Network continuity is a service that ensures networking services are always available. With this type of system, if the primary Internet connection goes down, your network switches automatically to a mobile 4G Internet service within seconds. The result is no downtime, no loss of access to the system, and work can go on as usual.
Network continuity needs to be applied to the entire network, including desktops, phones, WiFi, and more. These services are handled by an IT service provider who takes care of everything. They make sure your network stays up all the time.
Have a Recovery Plan
Having a recovery plan already developed is essential to minimise downtime. The recovery plan is detailed and includes all the steps that are needed to get the company back up and running again. Not only that, but the plan also includes information about those who are responsible for the recovery and what they must do.
A detailed recovery plan can reduce downtime costs and get you back up and running sooner.
During periods of downtime, customer service is essential. They can stay in contact with customers and let them know what’s going on, why it’s happening, and how long the system will be down.
Keeping customers informed can mean the difference between losing customers or keeping them on and minimising losses.
Ask for Help
If your team is not able to get the services back up and running, it may be necessary to reach out to a third party to ask for assistance. This may include asking an IT management company for its help in resolving the issue that led to your system going down.
Work in Mistakes
Once the system’s back up again, it’s time to review what happened and how to keep it from happening in the future.

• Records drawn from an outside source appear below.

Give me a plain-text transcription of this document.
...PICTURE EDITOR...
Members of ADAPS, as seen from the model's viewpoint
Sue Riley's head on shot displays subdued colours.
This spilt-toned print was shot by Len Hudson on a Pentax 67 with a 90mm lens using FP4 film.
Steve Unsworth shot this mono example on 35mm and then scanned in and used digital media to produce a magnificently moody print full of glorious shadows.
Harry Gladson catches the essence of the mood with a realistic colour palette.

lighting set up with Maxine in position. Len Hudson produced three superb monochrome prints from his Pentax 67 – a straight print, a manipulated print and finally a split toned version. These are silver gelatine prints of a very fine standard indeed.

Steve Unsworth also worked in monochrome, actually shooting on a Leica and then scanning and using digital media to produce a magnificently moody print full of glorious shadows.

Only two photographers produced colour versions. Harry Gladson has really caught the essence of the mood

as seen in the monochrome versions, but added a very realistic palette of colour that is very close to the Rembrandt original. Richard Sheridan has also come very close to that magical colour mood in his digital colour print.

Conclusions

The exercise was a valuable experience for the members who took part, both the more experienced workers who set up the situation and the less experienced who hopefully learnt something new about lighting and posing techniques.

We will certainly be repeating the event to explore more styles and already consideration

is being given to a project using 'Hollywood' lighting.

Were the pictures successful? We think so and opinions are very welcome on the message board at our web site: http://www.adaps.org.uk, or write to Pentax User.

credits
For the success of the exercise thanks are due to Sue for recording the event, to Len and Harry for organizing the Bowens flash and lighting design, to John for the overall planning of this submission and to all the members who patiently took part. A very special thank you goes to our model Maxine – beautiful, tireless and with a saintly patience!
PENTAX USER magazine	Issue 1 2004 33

This is the time to review and learn from mistakes.
Working on mistakes is a great way to avoid the same issue cropping up in the future. However, it’s also essential to understand that another problem will appear at some time in the future. Even so, learning from mistakes can help decrease the amount of downtime in future network problems.
Summing It Up
There’s no question that downtime can be expensive. However, being ready for when downtime occurs is one of the best ways to get back up and running again. And if you’re not able to get things fixed, it’s time to reach out to a managed IT service provider. They can get the job done faster in some cases and help your business keep downtime to a minimum.